Plants… The stars are plants, it says. *facepalm* This has to be just a typo. It has to be, even though it appears twice in a single sentence.
There’s a grammatical error, too. Change have to has.
The stars are actually, indeed, other plants that we can see only because everyone on those planets has their lights on.
I think either actually or indeed should be deleted (and maybe both of ’em), depending on what the writer wants to emphasize. At any rate, using both is redundant.
That takes care of the spelling and grammar. Now for the science…
(If you don’t see that the “science” is wonky here… Well, there’s nothing I can do to help you. Sorry.)
There is no frakkin’ way we’d be able to see lights from any planet other than, maybe, Mars or Venus. One of our closest stellar neighbors, Alpha Centauri B, is a near-twin of our own sun, and yet its light is very dim at this distance. To be even as visible as Alpha Centauri B, the city lights or whatever on these “plants” (*rolls eyes*) would have to be as bright as Alpha Centauri B, right? Imagine city lights being that intense and yet somehow not killing everyone on the “plant”… Ridiculous, yes?

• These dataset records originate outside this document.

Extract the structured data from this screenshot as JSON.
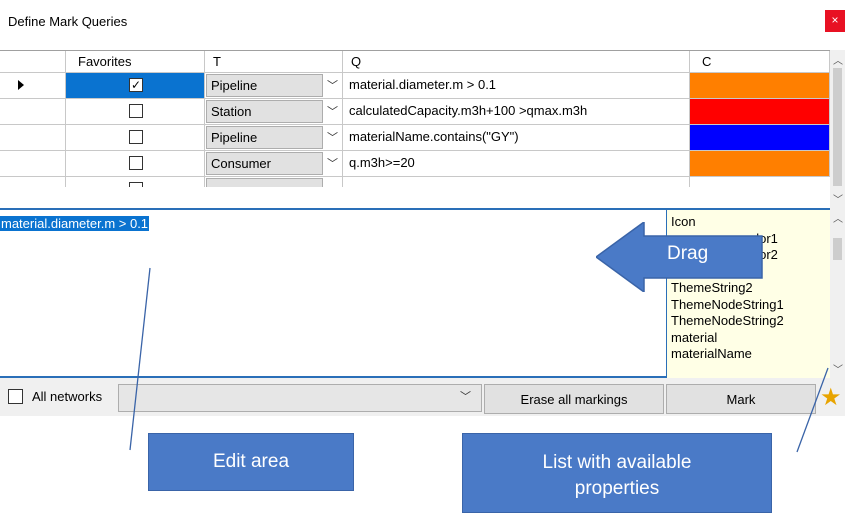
{
  "window": {
    "title": "Define Mark Queries",
    "close": "×"
  },
  "columns": [
    "Favorites",
    "T",
    "Q",
    "C"
  ],
  "rows": [
    {
      "favorite": "✓",
      "type": "Pipeline",
      "query": "material.diameter.m > 0.1",
      "color": "#ff7f00",
      "selected": true
    },
    {
      "favorite": "",
      "type": "Station",
      "query": "calculatedCapacity.m3h+100 >qmax.m3h",
      "color": "#ff0000",
      "selected": false
    },
    {
      "favorite": "",
      "type": "Pipeline",
      "query": "materialName.contains(\"GY\")",
      "color": "#0000ff",
      "selected": false
    },
    {
      "favorite": "",
      "type": "Consumer",
      "query": "q.m3h>=20",
      "color": "#ff7f00",
      "selected": false
    }
  ],
  "edit": {
    "text": "material.diameter.m > 0.1"
  },
  "properties": [
    "Icon",
    "olor1",
    "olor2",
    "ThemeString2",
    "ThemeNodeString1",
    "ThemeNodeString2",
    "material",
    "materialName"
  ],
  "bottom": {
    "all_networks": "All networks",
    "erase": "Erase all markings",
    "mark": "Mark"
  },
  "callouts": {
    "drag": "Drag",
    "edit_area": "Edit area",
    "list_props": "List with available properties"
  }
}
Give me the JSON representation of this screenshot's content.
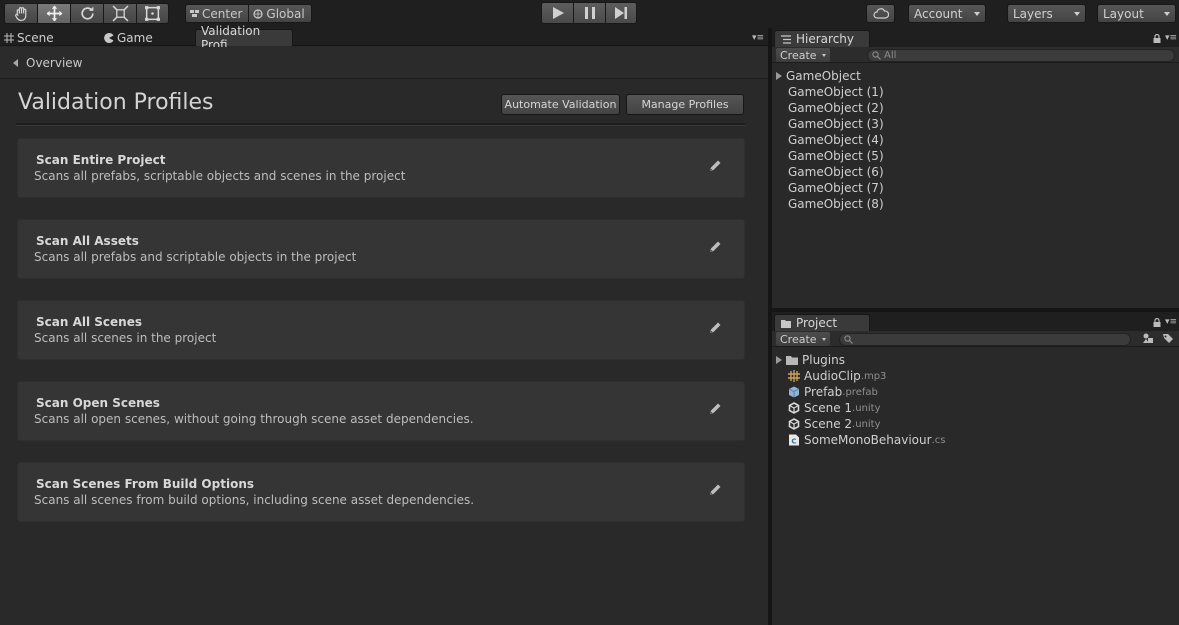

As a fun (I suppose) thought exercise/writing prompt, this one is okay (aside from the bad grammar and spelling), but if I were reading a novel marked as science fiction and happened to see something like this nonsense in the story, I’d (metaphorically, of course) throw the book across the room and then write a bloggish tirade about how badly written it is. Readers are usually willing to suspend disbelief and accept some pretty bizarre things, as long as they’re given sufficient clues that the story’s world isn’t supposed to be like their own. Don’t give them those clues, and they’ll be justifiably outraged when you ask them to accept nonsense.